Apenas três sinapses separam o nervo olfactivo do hipocampo,
envolvido na selecção, transmissão de informação e preservação da memória.
Nenhum outro sistema sensorial tem este tipo de contacto tão directo e intenso
com o substrato neurológico da emoção e da memória.
Isso poderá explicar porque, habitualmente, memórias
provocadas por odores são excepcionalmente potentes.
O olfacto é, contudo, o mais lento dos sentidos. A visão
demora cerca de 45 microssegundos a ser detectada pelo cérebro, enquanto o
olfacto demora cerca de 400 microssegundos e o reconhecimento demora 600 a 800
microssegundos.
Mas, uma vez recebida, a sensação de cheiro também persiste
mais tempo do que sensações produzidas por outros sentidos.
Os receptores olfactivos são os únicos directamente expostos
ao meio ambiente e são também os únicos, que se saiba, regenerarem, com a sua substituição
completa aproximadamente a cada 28 dias. [1]
Tudo isto para dizer que o cheiro a grãos de café acabados
de moer é dos mais genericamente reconhecidos, dos que mais memórias
agradáveis, de conforto e intimidade, costumam despertar.
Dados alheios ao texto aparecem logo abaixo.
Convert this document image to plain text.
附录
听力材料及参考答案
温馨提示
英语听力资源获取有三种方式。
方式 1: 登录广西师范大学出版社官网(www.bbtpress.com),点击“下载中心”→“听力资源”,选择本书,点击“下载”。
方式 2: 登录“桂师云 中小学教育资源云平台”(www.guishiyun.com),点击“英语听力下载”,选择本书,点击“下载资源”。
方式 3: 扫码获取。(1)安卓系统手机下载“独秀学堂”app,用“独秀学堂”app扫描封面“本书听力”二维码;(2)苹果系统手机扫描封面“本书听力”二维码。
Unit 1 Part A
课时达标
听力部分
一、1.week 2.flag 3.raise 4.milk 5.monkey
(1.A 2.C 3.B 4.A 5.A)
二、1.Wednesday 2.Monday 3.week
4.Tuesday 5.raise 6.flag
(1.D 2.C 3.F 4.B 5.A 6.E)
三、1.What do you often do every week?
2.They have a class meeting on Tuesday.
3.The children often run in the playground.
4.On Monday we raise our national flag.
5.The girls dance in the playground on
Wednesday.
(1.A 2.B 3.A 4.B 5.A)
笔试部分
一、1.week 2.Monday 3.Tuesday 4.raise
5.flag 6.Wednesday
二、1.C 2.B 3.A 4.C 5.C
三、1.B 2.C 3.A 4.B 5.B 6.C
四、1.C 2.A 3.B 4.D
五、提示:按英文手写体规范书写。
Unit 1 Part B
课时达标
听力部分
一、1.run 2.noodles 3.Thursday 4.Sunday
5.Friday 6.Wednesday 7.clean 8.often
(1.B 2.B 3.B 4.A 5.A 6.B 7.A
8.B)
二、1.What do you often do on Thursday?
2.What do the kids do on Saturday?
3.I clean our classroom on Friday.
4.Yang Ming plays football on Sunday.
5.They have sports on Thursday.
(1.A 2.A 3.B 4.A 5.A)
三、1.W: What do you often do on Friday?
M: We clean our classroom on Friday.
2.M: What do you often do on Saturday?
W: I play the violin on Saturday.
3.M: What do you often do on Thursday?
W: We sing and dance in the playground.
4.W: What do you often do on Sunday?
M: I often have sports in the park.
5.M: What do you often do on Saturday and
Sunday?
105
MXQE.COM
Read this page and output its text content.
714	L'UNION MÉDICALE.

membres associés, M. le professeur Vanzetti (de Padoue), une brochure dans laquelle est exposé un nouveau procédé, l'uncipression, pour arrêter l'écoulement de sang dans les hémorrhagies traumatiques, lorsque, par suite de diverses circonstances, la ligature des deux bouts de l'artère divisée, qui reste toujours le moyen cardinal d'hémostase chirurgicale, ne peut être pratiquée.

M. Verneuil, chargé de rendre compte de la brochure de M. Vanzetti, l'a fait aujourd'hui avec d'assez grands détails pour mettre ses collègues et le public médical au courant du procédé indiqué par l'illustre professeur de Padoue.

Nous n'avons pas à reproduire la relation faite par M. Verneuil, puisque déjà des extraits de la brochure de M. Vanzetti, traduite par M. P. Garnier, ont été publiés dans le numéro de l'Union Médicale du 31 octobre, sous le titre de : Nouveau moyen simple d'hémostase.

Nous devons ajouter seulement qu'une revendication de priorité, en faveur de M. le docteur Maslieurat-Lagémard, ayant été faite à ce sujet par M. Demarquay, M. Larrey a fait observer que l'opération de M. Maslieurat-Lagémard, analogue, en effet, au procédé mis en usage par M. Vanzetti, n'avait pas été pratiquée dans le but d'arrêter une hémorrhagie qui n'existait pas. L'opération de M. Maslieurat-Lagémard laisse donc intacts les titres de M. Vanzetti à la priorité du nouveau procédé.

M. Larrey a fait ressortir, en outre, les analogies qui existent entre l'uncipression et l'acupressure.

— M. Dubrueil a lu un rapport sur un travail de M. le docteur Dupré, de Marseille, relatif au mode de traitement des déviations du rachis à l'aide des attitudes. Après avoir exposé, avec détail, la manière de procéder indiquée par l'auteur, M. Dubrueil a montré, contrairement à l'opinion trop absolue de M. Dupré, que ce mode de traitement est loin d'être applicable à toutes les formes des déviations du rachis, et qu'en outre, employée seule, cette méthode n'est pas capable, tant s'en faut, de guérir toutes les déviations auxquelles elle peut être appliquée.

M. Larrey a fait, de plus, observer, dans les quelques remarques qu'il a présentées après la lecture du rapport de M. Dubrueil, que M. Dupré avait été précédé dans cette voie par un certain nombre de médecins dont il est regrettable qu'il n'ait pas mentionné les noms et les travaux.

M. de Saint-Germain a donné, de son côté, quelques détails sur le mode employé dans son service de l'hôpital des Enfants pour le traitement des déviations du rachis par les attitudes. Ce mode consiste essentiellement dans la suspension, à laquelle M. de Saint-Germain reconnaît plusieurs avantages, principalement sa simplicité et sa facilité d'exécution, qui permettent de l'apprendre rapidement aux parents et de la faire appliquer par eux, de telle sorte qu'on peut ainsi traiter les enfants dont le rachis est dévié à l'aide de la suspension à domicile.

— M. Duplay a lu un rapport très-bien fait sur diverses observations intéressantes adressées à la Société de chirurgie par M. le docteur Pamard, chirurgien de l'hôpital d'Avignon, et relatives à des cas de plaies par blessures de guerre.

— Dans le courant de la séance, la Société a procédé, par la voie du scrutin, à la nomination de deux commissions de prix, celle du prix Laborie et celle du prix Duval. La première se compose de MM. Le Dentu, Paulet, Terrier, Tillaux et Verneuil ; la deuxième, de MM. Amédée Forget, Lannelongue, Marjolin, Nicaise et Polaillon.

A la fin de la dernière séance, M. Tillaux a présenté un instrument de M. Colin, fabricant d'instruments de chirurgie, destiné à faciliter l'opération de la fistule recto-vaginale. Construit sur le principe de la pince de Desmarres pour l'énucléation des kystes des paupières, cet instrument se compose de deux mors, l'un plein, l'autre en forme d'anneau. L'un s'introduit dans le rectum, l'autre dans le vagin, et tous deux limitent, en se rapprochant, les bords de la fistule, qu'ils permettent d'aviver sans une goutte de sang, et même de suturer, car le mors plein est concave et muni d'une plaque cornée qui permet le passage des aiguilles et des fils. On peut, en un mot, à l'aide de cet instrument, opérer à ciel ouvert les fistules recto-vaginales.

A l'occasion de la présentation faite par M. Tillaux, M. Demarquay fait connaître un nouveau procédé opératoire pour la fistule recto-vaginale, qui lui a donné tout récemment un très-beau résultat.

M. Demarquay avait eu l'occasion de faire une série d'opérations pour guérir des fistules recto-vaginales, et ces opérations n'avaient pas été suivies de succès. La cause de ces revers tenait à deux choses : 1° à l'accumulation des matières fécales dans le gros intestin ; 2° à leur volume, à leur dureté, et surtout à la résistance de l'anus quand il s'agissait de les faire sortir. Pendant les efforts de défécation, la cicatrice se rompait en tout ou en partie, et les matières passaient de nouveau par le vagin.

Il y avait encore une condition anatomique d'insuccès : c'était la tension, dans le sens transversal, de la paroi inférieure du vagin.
O café desperta, o
seu cheiro também…
O odor a café, aos seus grãos feitos pó, é também muito persistente
no tempo. Um moinho de café é mais do que o objecto em si. Projecta a memória
de quem o usou durante décadas para situações, locais, emoções. E o odor que
dele emana costuma despertar o desejo de… beber um café.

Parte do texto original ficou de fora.